Cette représentation est d'autant plus forte qu'elle est partagée par des catégories de population aux intérêts contraires. D'une part, elle est exploitée par les politiques qui développent le discours sécuritaire raciste, celui qui pointe du doigt la jeune génération issue de l'immigration, prétendûment délinquante et désoeuvrée en l'opposant à celle des parents qu'on décrète brusquement respectables, après les avoir traités toute leur vie comme une classe dangereuse,  mais « désarmés » et « perdus » face à la violence de leurs enfants.

 

Mais elle s'impose aussi indirectement dans le cadre de la révolte compréhensible  des jeunes des années 70 contre le modèle salarial qui a dominé globalement la période précédente. La formule " ne plus perdre sa vie à la gagner"   ne représente pas seulement un slogan étudiant, mais aussi la désafffection culturelle vis à vis de la figure de l'ouvrier qui réussira grâce à son travail et aussi à ses luttes. Le chômage de masse détruit la centralité de l'usine comme lieu de socialisation et aux yeux des jeunes générations l'absence de perspective d'ascension sociale rend encore plus insupportable la condition ouvrière. Dans ce contexte, l'incompréhension du modèle culturel parental amène aussi à l'oubli progressif des combats d'une génération qui n'a certes pas « bossé et fermé sa gueule » .

 

Bien au contraire, aujourd'hui, ces luttes apparaissent assez incroyablement modernes, au sens où la condition immigrée d'alors est aujourd'hui partagée par une part croissante des salariés, ceux qu'on appelle le précariat. La lutte des cheminots marocains pour obtenir l'égalité avec les cheminots français et la reconnaissance de la discrimination du statut spécial qui leur a été imposé, fait écho à celles des luttes de précaires de l'intérim , des vacataires de la fonction publique, qui aujourd'hui cherchent à sortir de la discrimination qui leur est imposée à travail égal. Et évidemment, il n'y a nul hasard dans le fait que les nouvelles générations issues de l'immigration soient exposées encore plus que les autres à ces formes de précarité.

 

D'ailleurs, on retrouve dans la politique de l'emploi appliquée aux publics des « quartiers populaires » , notamment les jeunes, et dans sa justification paternaliste, une survivance réactualisée du discours patronal de l'époque sur les travailleurs immigrés, ces gens à qui on « donnait » la chance d'avoir un travail qu'il n'auraient pas eus chez eux, et qui auraient donc été bien ingrats de se plaindre des conditions du contrat.

 

Aujourd'hui, c'est bien aussi au prétexte d' « offrir » un emploi aux « jeunes des quartiers » que tous les gouvernements ont multiplié les contrats précaires dérogatoires au Code du Travail, aux rémunérations extrêmement basses, aux possibilités de licenciement accrues, aux conditions les plus défavorables qui soient pour les salariés.

 

La victoire des salariés marocains de la SNCF ne clôt donc pas une période passée, dont les égarements discriminatoires seraient révolus, au contraire , elle ouvre beaucoup d'espoir pour la période actuelle, où le racisme est une réalité très quotidienne dans les entreprises.
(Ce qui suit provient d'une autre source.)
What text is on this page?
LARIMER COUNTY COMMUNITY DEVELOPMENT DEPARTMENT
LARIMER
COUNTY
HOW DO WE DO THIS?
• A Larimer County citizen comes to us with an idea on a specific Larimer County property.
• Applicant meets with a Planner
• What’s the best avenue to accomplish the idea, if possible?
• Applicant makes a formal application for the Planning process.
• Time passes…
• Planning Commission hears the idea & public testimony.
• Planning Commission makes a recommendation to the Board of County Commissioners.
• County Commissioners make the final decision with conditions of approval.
En premier lieu à la SNCF, où de nombreux salariéEs dénoncent  le harcèlement et les humiliations dont ils sont victimes de la part d'autres collègues ou de la hiérarchie, sans que la direction ne réagisse jamais. Ce n'est d'ailleurs pas la seule entreprise dans ce cas : dans cette période de montée de l'extrême-droite, l'égalité entre salariés n'existe pas vraiment. Une fois encore l'indifférence des structures traditionnelles du mouvement ouvrier au racisme quotidien n'est pas exceptionnelle, et se ligue avec la peur de «  déplaire » ou de « diviser » . Ceete attitude de déni contraint une nouvelle fois les salariés racisés à entreprendre leurs propres combats. L'affaire des caricatures et propos racistes dans l'entreprise Tango, où les salariés visés n'ont été que très peu soutenus par les syndicats, certains allant même soutenir les salariés racistes en est un bon exemple. Lorsque Memorial 98 a soutenu des syndicalistes de Chilly Mazarin ( 91) qui dénonçaient des caricatures islamophobes et racistes émanant d'une responsable de la CGT du département, nous avons reçu des témoignages de solidarité de militants de base, mais également des réactions plutôt négatives de militantEs syndicalistes ou de gauche nous reprochant d'avoir cautionné une démarche qui rendait public un "linge sale", qui aurait du se laver "en famille".

 

Quant à la discrimination patronale, elle ne joue pas seulement à l'embauche, et plusieurs décisions récentes des tribunaux en faveur des salariés montrent que de nombreux employeurs continuent à soumettre les racisés à un traitement de défaveur, en matière d'accès à la formation ou d'évolution de carrière.

 

Certes un changement majeur s'est produit: les combats des générations précédentes pour l'égalité ont conduit à l'émergence dans les nouvelles générations d'issus de l'immigration, de cadres, de membres des professions intellectuelles ou libérales, d'enseignants, de hauts fonctionnaires, de chefs d'entreprises petites ou moyennes,. Il y a bien aujourd'hui, malgré la discrimination , une classe moyenne issue de l'immigration. Le fait est que le racisme la ramène bien souvent à être avant tout « ça », c'est à dire racisée. Elle a développé et popularisé une forme d'antiracisme qui correspond à la situation spécifique d'oppression dont elle est victime, privilégiant la lutte contre la forme culturelle du racisme, qui s'incarne aujourd'hui dans l'islamophobie, et touche absolument toutes les couches sociales... et même les Ministres.

 

Ce n'est pas un hasard si la forme d'islamophobie la plus visible,   celle qui frappe les femmes voilées voit les résistances en retour s'accumuler au niveau du lycée et de l'université.  C'est là que se jouent les possibilités de promotion sociale, en tout cas dans l'imaginaire collectif républicain partagé très largement. Les discriminations dans ces lieux de savoir mais aussi d'accès au pouvoir sont donc particulièrement combattues, par celles qui la subissent. Elles sont en effet particulièrement ressenties comme un enjeu clé par l'ensemble des discriminés, et spécifiquement par les membres des classes moyennes supérieures qui ont suivi ce chemin pour en arriver à une position sociale supérieure à celle de leurs parents et grand-parents.

 

C'est évidemment très positif, dans le sens où ces luttes autour de l'égalité culturelle ont créé des axes de résistance et de reconnaissance, à un moment où l'antiracisme classique semble s'être épuisé.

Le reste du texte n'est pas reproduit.